Introduce g_maybe_cross_reg_bank_copy, operator that can be used in patterns to ignore cross register bank copies.
Operator will be recognized by global-isel emitter and ignored by sdag emitter (sdag uses types not register banks).
Generates GIM_CheckOpcodeIgnoreCopies instead of GIM_CheckOpcode.

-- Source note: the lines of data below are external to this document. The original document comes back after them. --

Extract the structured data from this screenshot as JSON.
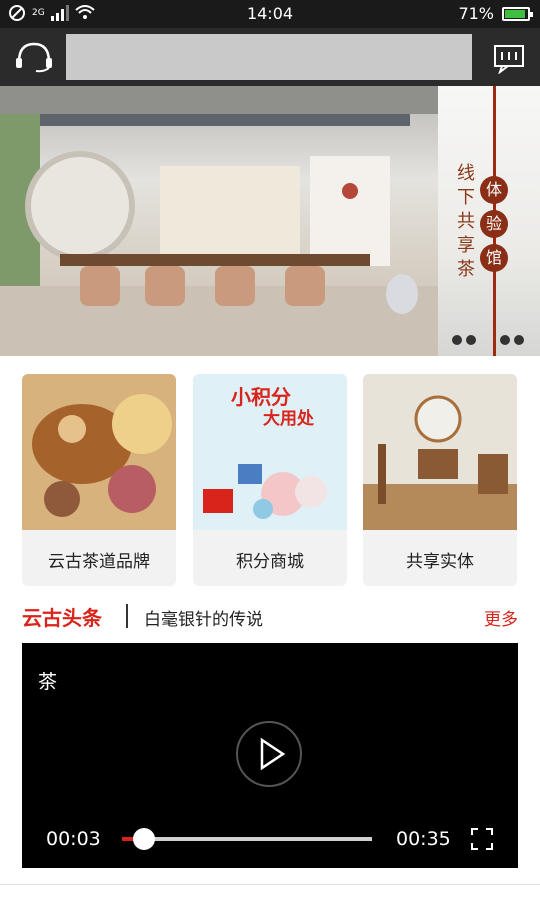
{
  "status": {
    "network": "2G",
    "time": "14:04",
    "battery": "71%"
  },
  "banner": {
    "side_text": "线下共享茶",
    "circles": [
      "体",
      "验",
      "馆"
    ]
  },
  "cards": [
    {
      "label": "云古茶道品牌"
    },
    {
      "label": "积分商城"
    },
    {
      "label": "共享实体"
    }
  ],
  "card2_art": {
    "line1": "小积分",
    "line2": "大用处"
  },
  "headline": {
    "brand": "云古头条",
    "news": "白毫银针的传说",
    "more": "更多"
  },
  "video": {
    "title": "茶",
    "current": "00:03",
    "total": "00:35",
    "progress": 0.086
  },
  "colors": {
    "accent": "#d9241b",
    "banner_red": "#8a2e15",
    "topbar": "#2b2b2b"
  }
}
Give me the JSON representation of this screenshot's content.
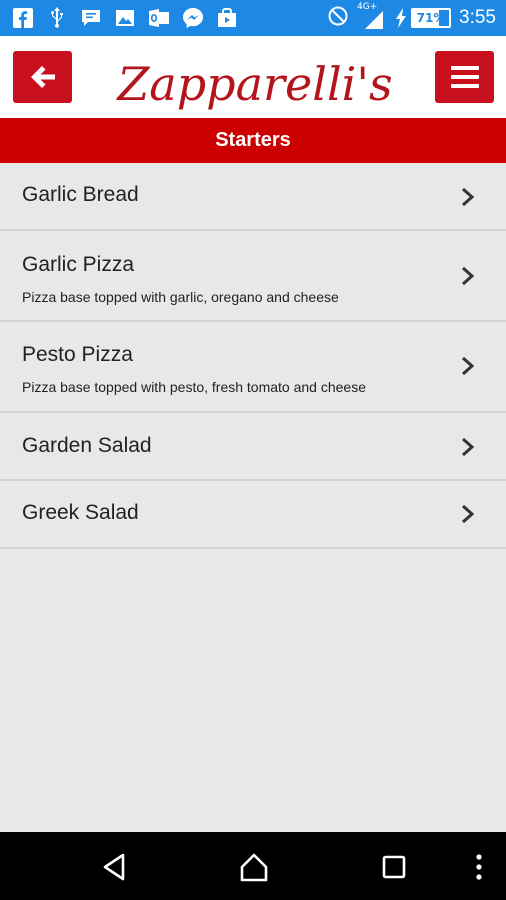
{
  "status_bar": {
    "icons": [
      "facebook-icon",
      "usb-icon",
      "chat-icon",
      "image-icon",
      "outlook-icon",
      "messenger-icon",
      "store-icon"
    ],
    "network": "4G+",
    "battery": "71%",
    "battery_level": 0.71,
    "time": "3:55"
  },
  "header": {
    "logo_text": "Zapparelli's",
    "back_icon": "arrow-left-icon",
    "menu_icon": "hamburger-menu-icon",
    "accent_color": "#c8101f"
  },
  "section": {
    "title": "Starters",
    "color": "#cc0000"
  },
  "menu_items": [
    {
      "title": "Garlic Bread",
      "description": ""
    },
    {
      "title": "Garlic Pizza",
      "description": "Pizza base topped with garlic, oregano and cheese"
    },
    {
      "title": "Pesto Pizza",
      "description": "Pizza base topped with pesto, fresh tomato and cheese"
    },
    {
      "title": "Garden Salad",
      "description": ""
    },
    {
      "title": "Greek Salad",
      "description": ""
    }
  ],
  "nav_bar": {
    "icons": [
      "back-triangle-icon",
      "home-icon",
      "recents-icon",
      "more-vert-icon"
    ]
  }
}
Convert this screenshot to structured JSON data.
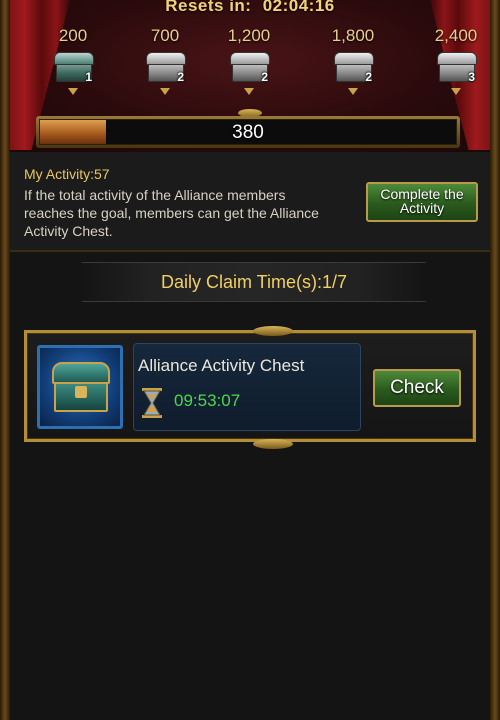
{
  "header": {
    "resets_label": "Resets in:",
    "resets_time": "02:04:16"
  },
  "milestones": [
    {
      "value": "200",
      "count": "1",
      "icon": "teal-chest-icon"
    },
    {
      "value": "700",
      "count": "2",
      "icon": "silver-chest-icon"
    },
    {
      "value": "1,200",
      "count": "2",
      "icon": "silver-chest-icon"
    },
    {
      "value": "1,800",
      "count": "2",
      "icon": "silver-chest-icon"
    },
    {
      "value": "2,400",
      "count": "3",
      "icon": "silver-chest-icon"
    }
  ],
  "progress": {
    "value_text": "380",
    "fill_fraction": 0.158
  },
  "activity": {
    "my_activity": "My Activity:57",
    "description": "If the total activity of the Alliance members reaches the goal, members can get the Alliance Activity Chest.",
    "complete_button": "Complete the Activity"
  },
  "daily_claim": {
    "text": "Daily Claim Time(s):1/7"
  },
  "chest_card": {
    "title": "Alliance Activity Chest",
    "timer": "09:53:07",
    "check_button": "Check",
    "icon": "alliance-chest-icon"
  },
  "colors": {
    "gold": "#f1cf64",
    "timer_green": "#4fd64f",
    "button_green": "#2a5a1e",
    "curtain_red": "#9e1a1d"
  }
}
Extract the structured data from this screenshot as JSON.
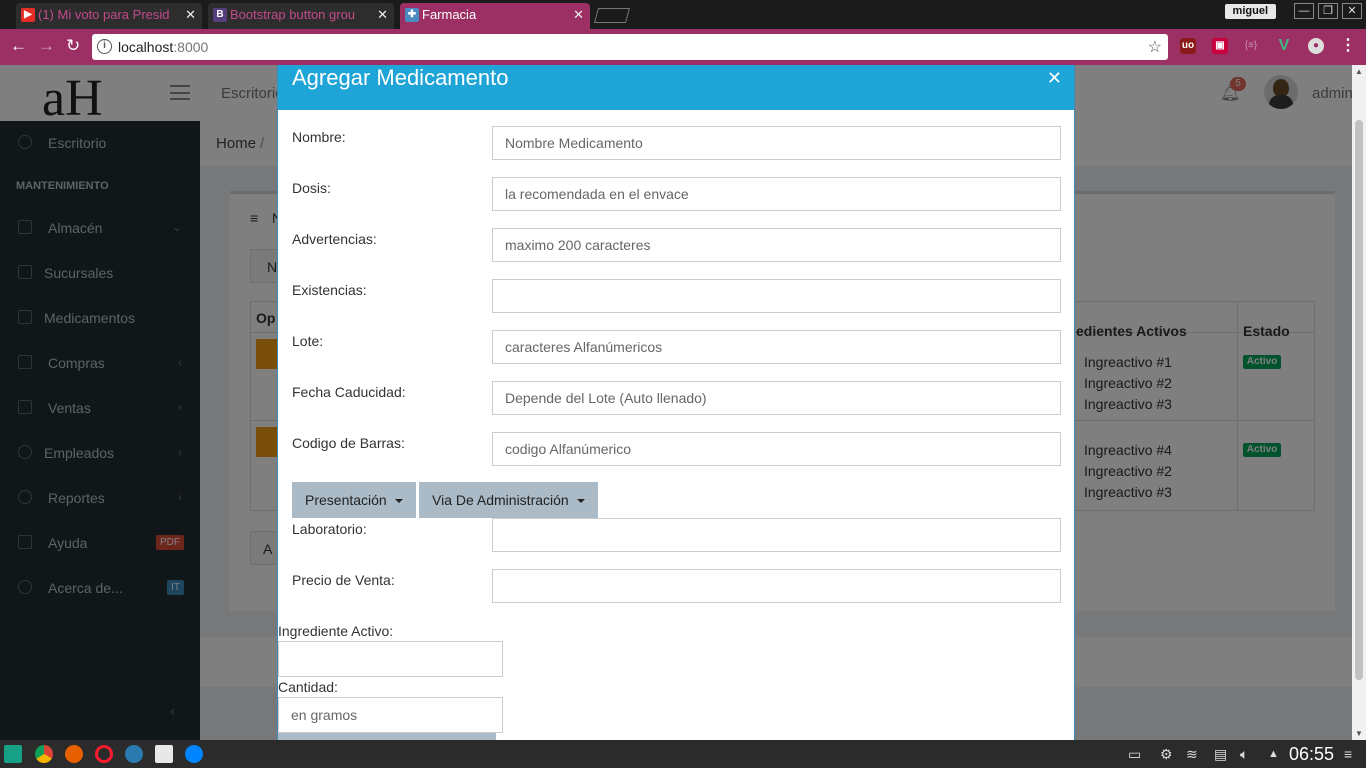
{
  "browser": {
    "tabs": [
      {
        "title": "(1) Mi voto para Presid",
        "favicon": "youtube-icon",
        "color": "#e52d27"
      },
      {
        "title": "Bootstrap button grou",
        "favicon": "bootstrap-icon",
        "color": "#563d7c"
      },
      {
        "title": "Farmacia",
        "favicon": "farmacia-icon",
        "color": "#4a8bc2"
      }
    ],
    "user": "miguel",
    "url_host": "localhost",
    "url_port": ":8000"
  },
  "header": {
    "logo_text": "aH",
    "link": "Escritorio",
    "notifications": "5",
    "user": "admin"
  },
  "sidebar": {
    "section_header": "MANTENIMIENTO",
    "items": [
      {
        "label": "Escritorio"
      },
      {
        "label": "Almacén"
      },
      {
        "label": "Sucursales"
      },
      {
        "label": "Medicamentos"
      },
      {
        "label": "Compras"
      },
      {
        "label": "Ventas"
      },
      {
        "label": "Empleados"
      },
      {
        "label": "Reportes"
      },
      {
        "label": "Ayuda",
        "tag": "PDF",
        "tag_color": "#dd4b39"
      },
      {
        "label": "Acerca de...",
        "tag": "IT",
        "tag_color": "#3c8dbc"
      }
    ]
  },
  "breadcrumb": {
    "home": "Home",
    "sep": "/"
  },
  "background_table": {
    "col_ingredientes": "edientes Activos",
    "col_estado": "Estado",
    "col_op": "Op",
    "rows": [
      {
        "ingredientes": [
          "Ingreactivo #1",
          "Ingreactivo #2",
          "Ingreactivo #3"
        ],
        "estado": "Activo"
      },
      {
        "ingredientes": [
          "Ingreactivo #4",
          "Ingreactivo #2",
          "Ingreactivo #3"
        ],
        "estado": "Activo"
      }
    ],
    "box_title_initial": "N",
    "button_initial": "N",
    "bottom_button_initial": "A"
  },
  "modal": {
    "title": "Agregar Medicamento",
    "fields": [
      {
        "label": "Nombre:",
        "placeholder": "Nombre Medicamento"
      },
      {
        "label": "Dosis:",
        "placeholder": "la recomendada en el envace"
      },
      {
        "label": "Advertencias:",
        "placeholder": "maximo 200 caracteres"
      },
      {
        "label": "Existencias:",
        "placeholder": ""
      },
      {
        "label": "Lote:",
        "placeholder": "caracteres Alfanúmericos"
      },
      {
        "label": "Fecha Caducidad:",
        "placeholder": "Depende del Lote (Auto llenado)"
      },
      {
        "label": "Codigo de Barras:",
        "placeholder": "codigo Alfanúmerico"
      }
    ],
    "dropdown_presentacion": "Presentación",
    "dropdown_via": "Via De Administración",
    "fields_after": [
      {
        "label": "Laboratorio:",
        "placeholder": ""
      },
      {
        "label": "Precio de Venta:",
        "placeholder": ""
      }
    ],
    "ingrediente_label": "Ingrediente Activo:",
    "ingrediente_placeholder": "",
    "cantidad_label": "Cantidad:",
    "cantidad_placeholder": "en gramos"
  },
  "taskbar": {
    "clock": "06:55"
  }
}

Does not affect complexity of the pattern.
Details
Diff Detail
Event Timeline
llvm/lib/Target/AMDGPU/SIInstrInfo.cpp | ||
---|---|---|
4535 ↗ | (On Diff #286821) | Forcing a function to be shared that refers to an SDNode is also pretty awkward |
4538 ↗ | (On Diff #286821) | I was trying to avoid doing things this way. This is selecting instructions incorrectly, and then relying on something else to fix them up. I think we should select trivially correct instructions, and a follow on pass could do a better job figuring out the optimal SGPR operands. This is why RegBankSelect is forcing everything to VGPRs for VALU instructions. The later pass will have an easier time if everything is expected to consistently be in VGPRs, rather than having to figure out if some operands are already scalar and moving them back to VGPRs if it decided another copy was better |
llvm/lib/Target/AMDGPU/SIInstrInfo.cpp | ||
---|---|---|
4538 ↗ | (On Diff #286821) | We're also incorrectly letting some constant bus violations through with ThreeOp_i32_Pats, which do need a complex predicate to avoid the constant bus violations. Technically the later folding pass could form these cases, but it would be nice to keep these in patterns. I haven't thought of a good solution for this yet |
llvm/lib/Target/AMDGPU/SIInstrInfo.cpp | ||
---|---|---|
4538 ↗ | (On Diff #286821) | How do we "select trivially correct instructions" if regbankselect has already run, and it has no foreknowledge of what complex patterns we might want to match as part of instruction selection? Some of the current failures to select v_lshl_add are because the inputs to the G_SHL are uniformn (or constant) and regbankselect doesn't know that we might want to combine it into a G_ADD whose other operand is divergent. |
llvm/lib/Target/AMDGPU/SIInstrInfo.cpp | ||
---|---|---|
4538 ↗ | (On Diff #286821) | It's trivial if you look at a single instruction at a time. The constant bus violations only start showing up when you start looking through copies when pattern matching multiple input operations. The patterns have to make sure they don't violate the constant bus restriction. As I mentioned, ThreeOp_i32_Pats is broken and really should fail to import. ThreeOpFrag needs a non-trivial predicate that uses PredicateCodeUsesOperands, but GlobalISelEmitter doesn't implement it (or even check if it's in use). |
llvm/lib/Target/AMDGPU/SIInstrInfo.cpp | ||
---|---|---|
4538 ↗ | (On Diff #286821) |
|
4538 ↗ | (On Diff #286821) | OK, makes sense. We can look at implementing PredicateCodeUsesOperands for GlobalISel in tablegen. |
Attempt to teach emitter to collect operands that predicate with 'let PredicateCodeUsesOperands = 1' requires.
I think copies that can be ignored should be taken care of by a combiner pass, and the selector should not have to do this
Can you explain how you think this should work for selecting e.g. v_add_lshl where some of the operands can be sgprs? A combiner pass can't remove cross-register-bank copies, can it?
A combiner could, but under the current scheme it should not. I want to minimize the amount of places/code that need to worry about the constant bus restriction. The pattern for these instructions should search through the copies if it can. We may need a new tablegen operator or something to look through copies
llvm/include/llvm/Target/TargetSelectionDAG.td | ||
---|---|---|
313 ↗ | (On Diff #292800) | I think the name needs work. I don't think it should have a g_ prefix. Maybe ignore_copies? |
@Petar.Avramovic this could be relevant for https://discourse.llvm.org/t/cleanly-addressing-globalisel-dag-pattern-matching-differences/64817/14, do you think you have time to resume work on this patch & get it landed, or may I take over it?
Thank you
You can take over. I am not so sure this will be useful as is. Just looking through copies will break constant bus limit. Then there are constants and their register banks.
I didn't like g_maybe_cross_reg_bank_copy it would be better to have some field in PatFrag recognized by the global-isel emitter (it would generate GIM_CheckOpcodeIgnoreCopies instead of GIM_CheckOpcode for all opcode checks in pattern).
But that can break constant bus limit. There is a mechanism to collect operands with
PredicateCodeUsesOperands = 1
Maybe you could add another field in PatFrag that will be a signal to generate jump-table entries that will go through collected operands and check constant bus limit for collected operands.
Just to clarify by have some field in PatFrag recognized by the global-isel emitter I meant something like HasNoUse but sdag emitter will ignore it.
Can't this still be inside the class? I.e. move it down two or three lines?